An internet quiz by Understanding Animal Research of over 4,000 people has revealed that only 38% of respondents are aware that it is illegal to test cosmetics or their ingredients on animals in the UK. The UK ended this practice in 1998 and a 2013 EU-wide ban means that it illegal for any cosmetic product to be sold in any EU country if either the product or its ingredients are tested on animals

Respondents were asked to select from a list which shops they believed used animals to test the cosmetic products they sold in the UK. Boots, Tesco and Sainsbury’s were all picked by over 40% of people; The Body Shop was selected by 30% and Lush by 14%. 

Understanding Animal Research has written to all major supermarkets and cosmetic retailers, urging them to put additional information in their stores to help inform the public.  

It was not just cosmetic testing which stumped members of the public. When asked to identify which of a range of medicines used animals in their development, only 43% correctly recognised that animals were key to the development of all of them, including: vaccines (such as polio, meningitis and HPV), antibiotics, anaesthetics and asthma inhalers.

Wendy Jarrett, CEO of Understanding Animal Research, said:

“The proliferation of ‘Not tested on animals’ or ‘Cruelty-Free’ logos has led many to believe that other cosmetic products sold on the UK market are tested on animals – something which has not been the case for 18 years. While animals continue to play a small but key role in medical developments, the UK has successfully eliminated such testing for cosmetics and, more recently, household products.”

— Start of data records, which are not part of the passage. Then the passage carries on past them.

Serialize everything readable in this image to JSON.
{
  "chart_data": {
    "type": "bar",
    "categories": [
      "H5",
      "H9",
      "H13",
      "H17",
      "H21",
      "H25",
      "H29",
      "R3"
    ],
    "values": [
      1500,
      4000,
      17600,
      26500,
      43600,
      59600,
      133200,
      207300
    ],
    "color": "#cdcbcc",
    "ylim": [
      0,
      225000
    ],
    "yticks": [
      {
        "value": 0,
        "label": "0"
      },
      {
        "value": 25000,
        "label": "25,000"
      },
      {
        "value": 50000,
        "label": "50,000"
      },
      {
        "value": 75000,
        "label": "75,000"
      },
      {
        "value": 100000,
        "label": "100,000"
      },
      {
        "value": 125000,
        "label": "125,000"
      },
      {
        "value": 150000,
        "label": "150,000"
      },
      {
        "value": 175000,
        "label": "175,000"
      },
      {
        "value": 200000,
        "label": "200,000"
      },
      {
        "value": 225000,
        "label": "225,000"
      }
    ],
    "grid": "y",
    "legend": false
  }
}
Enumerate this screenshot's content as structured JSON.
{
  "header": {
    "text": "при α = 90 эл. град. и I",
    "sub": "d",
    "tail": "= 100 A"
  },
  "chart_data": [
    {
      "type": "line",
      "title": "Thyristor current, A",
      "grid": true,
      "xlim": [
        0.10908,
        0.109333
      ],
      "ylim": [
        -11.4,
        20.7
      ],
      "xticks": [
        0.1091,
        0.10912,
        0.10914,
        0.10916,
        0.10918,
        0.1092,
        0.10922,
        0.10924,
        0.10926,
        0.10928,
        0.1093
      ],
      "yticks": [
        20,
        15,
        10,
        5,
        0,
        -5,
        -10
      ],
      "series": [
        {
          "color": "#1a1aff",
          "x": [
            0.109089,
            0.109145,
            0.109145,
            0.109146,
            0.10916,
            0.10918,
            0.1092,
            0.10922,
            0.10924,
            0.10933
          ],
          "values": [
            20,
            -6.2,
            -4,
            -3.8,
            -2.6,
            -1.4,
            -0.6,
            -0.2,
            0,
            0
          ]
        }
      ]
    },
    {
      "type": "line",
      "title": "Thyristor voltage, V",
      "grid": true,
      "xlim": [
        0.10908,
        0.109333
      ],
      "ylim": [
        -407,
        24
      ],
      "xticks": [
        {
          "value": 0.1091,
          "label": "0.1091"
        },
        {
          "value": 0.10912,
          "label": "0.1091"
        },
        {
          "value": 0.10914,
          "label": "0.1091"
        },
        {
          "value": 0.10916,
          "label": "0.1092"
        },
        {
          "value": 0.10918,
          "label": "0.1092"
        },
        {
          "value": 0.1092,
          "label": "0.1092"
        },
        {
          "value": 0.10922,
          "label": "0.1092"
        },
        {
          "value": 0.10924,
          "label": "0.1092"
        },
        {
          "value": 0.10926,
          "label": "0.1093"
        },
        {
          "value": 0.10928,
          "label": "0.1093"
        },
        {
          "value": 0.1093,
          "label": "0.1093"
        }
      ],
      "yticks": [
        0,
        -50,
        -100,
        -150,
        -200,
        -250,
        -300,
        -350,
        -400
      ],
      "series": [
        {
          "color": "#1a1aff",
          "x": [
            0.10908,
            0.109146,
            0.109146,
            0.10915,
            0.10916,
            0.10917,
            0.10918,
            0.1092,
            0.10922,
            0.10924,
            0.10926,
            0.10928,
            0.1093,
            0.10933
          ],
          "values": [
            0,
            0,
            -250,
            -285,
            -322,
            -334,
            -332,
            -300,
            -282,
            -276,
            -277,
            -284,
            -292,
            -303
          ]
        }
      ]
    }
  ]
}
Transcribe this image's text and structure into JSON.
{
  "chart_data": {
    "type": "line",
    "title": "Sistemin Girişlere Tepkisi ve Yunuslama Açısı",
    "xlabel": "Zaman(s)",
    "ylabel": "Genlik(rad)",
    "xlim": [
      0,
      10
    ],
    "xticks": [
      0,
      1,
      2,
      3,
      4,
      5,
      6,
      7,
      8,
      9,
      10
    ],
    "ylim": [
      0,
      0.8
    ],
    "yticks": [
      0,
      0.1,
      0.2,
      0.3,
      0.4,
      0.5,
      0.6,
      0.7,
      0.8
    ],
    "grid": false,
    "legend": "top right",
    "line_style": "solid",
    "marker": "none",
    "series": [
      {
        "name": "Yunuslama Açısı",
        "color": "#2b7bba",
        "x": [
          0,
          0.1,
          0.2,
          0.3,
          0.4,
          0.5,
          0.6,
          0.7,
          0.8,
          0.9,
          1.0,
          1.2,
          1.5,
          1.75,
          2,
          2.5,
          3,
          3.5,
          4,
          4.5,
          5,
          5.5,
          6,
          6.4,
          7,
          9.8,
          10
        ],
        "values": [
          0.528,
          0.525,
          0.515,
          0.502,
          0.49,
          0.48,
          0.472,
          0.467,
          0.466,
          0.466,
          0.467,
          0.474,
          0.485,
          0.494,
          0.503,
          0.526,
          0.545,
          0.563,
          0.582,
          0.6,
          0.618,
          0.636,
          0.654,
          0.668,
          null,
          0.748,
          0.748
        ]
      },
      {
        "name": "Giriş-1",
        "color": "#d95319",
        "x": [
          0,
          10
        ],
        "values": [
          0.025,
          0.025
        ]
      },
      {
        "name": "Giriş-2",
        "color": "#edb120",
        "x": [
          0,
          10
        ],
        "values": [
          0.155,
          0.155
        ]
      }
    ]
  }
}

For more information, check out our overview on UK and EU law. EU Regulation 1223/2009, banned both the testing of cosmetics or their ingredients on animals, and the import and sale of such products from abroad. However, most ingredients will have been tested at some point in the past. While the EU, and many other countries, have banned tests on cosmetics or their ingredients, some countries still require cosmetics to undergo animal tests for regulatory purposes. The UK Government is working with regulators in other countries to support them in moving away from cosmetic tests on animals.

And on the medical side of things:

How did animals contribute to the development of medical treatments?

  • Vaccines – Forty years of research involving monkeys, rats and mice led directly to the Salk and Sabin polio vaccines. Studies on CRPV rabbits gave the first evidence it was possible to treat papillomaviruses; vaccines were created for various animal species in the 90s, and in 2006 an HPV vaccine was made possible after testing in nude mice. 
  • Antibiotics – A mouse protection test was used to show the true bacteria-fighting potential of penicillin in the 1940s. Chain and Florey shared the Nobel Prize with Fleming for this discovery, and animals have been key to testing new antibiotics ever since.
  • Anaesthetics – Experiments on rodents, rabbits, dogs, cats and monkeys showed that the volatile liquid halothane, mixed with oxygen or air, was easy to use, produced rapid anaesthesia and recovery, has minimal side effects, and the added advantage of some muscle relaxation.
  • Asthma inhalersAnimal studies contributed not only to the development of both ‘reliever’ and ‘preventer’ inhalers, but also to an understanding of asthma essential to the development of various treatments. Primates, rabbits, guinea pigs and frogs all contributed to the modern inhaler.